Reduce Actual Borrowing – Next, another reason to consider loan consolidation is that it can reduce your actual borrowing. If you have several loans with different interest rates, you might be tempted to just make the minimum payments each month. This can extend the life of your loans and end up costing you more in interest in the long run.
At the moment, only a small percentage of your repayments are going towards reducing the actual debt. By consolidating your loans, you can change this so that a larger portion of each repayment goes towards the debt, meaning you pay it off quicker.
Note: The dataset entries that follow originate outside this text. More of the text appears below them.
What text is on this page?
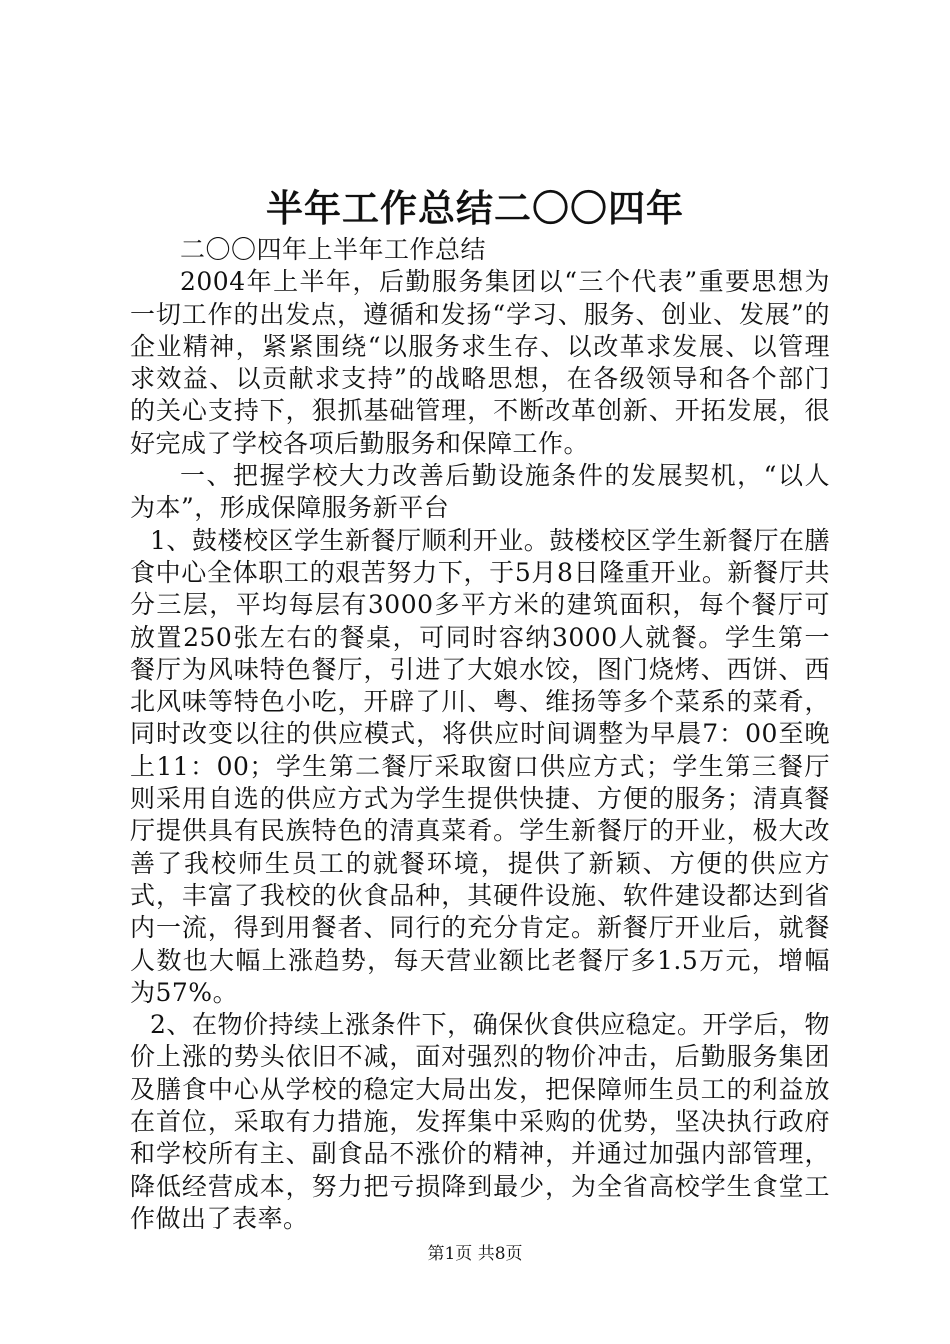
半年工作总结二〇〇四年

二〇〇四年上半年工作总结

2004年上半年，后勤服务集团以“三个代表”重要思想为一切工作的出发点，遵循和发扬“学习、服务、创业、发展”的企业精神，紧紧围绕“以服务求生存、以改革求发展、以管理求效益、以贡献求支持”的战略思想，在各级领导和各个部门的关心支持下，狠抓基础管理，不断改革创新、开拓发展，很好完成了学校各项后勤服务和保障工作。

一、把握学校大力改善后勤设施条件的发展契机，“以人为本”，形成保障服务新平台

1、鼓楼校区学生新餐厅顺利开业。鼓楼校区学生新餐厅在膳食中心全体职工的艰苦努力下，于5月8日隆重开业。新餐厅共分三层，平均每层有3000多平方米的建筑面积，每个餐厅可放置250张左右的餐桌，可同时容纳3000人就餐。学生第一餐厅为风味特色餐厅，引进了大娘水饺，图门烧烤、西饼、西北风味等特色小吃，开辟了川、粤、维扬等多个菜系的菜肴，同时改变以往的供应模式，将供应时间调整为早晨7：00至晚上11：00；学生第二餐厅采取窗口供应方式；学生第三餐厅则采用自选的供应方式为学生提供快捷、方便的服务；清真餐厅提供具有民族特色的清真菜肴。学生新餐厅的开业，极大改善了我校师生员工的就餐环境，提供了新颖、方便的供应方式，丰富了我校的伙食品种，其硬件设施、软件建设都达到省内一流，得到用餐者、同行的充分肯定。新餐厅开业后，就餐人数也大幅上涨趋势，每天营业额比老餐厅多1.5万元，增幅为57%。

2、在物价持续上涨条件下，确保伙食供应稳定。开学后，物价上涨的势头依旧不减，面对强烈的物价冲击，后勤服务集团及膳食中心从学校的稳定大局出发，把保障师生员工的利益放在首位，采取有力措施，发挥集中采购的优势，坚决执行政府和学校所有主、副食品不涨价的精神，并通过加强内部管理，降低经营成本，努力把亏损降到最少，为全省高校学生食堂工作做出了表率。

第1页 共8页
Be Free Faster – Finally, consolidating your loans can help you become debt-free faster. If you have several different debts, it can be difficult to keep track of them all and make sure you’re making the best progress possible. Consolidating them into one loan can simplify your repayments and help you become debt-free sooner.
There are lots of different reasons why people choose to consolidate their loans in Australia; these are just a few of the most common ones. For instance, another is that it’s much less stressful managing one loan compared to several. If you’re thinking about consolidating your loans, make sure to do your research and compare your options to find the best deal – many will offer an introductory low interest rate, and this allows you to pay off a larger chunk of debt during this initial stage.
To summarise, the three main reasons people choose to consolidate their loans are:
- To simplify repayments and become debt-free sooner
- To reduce interest payments
- To reduce the amount that they owe
Why not explore your options today because it could make a difference this year?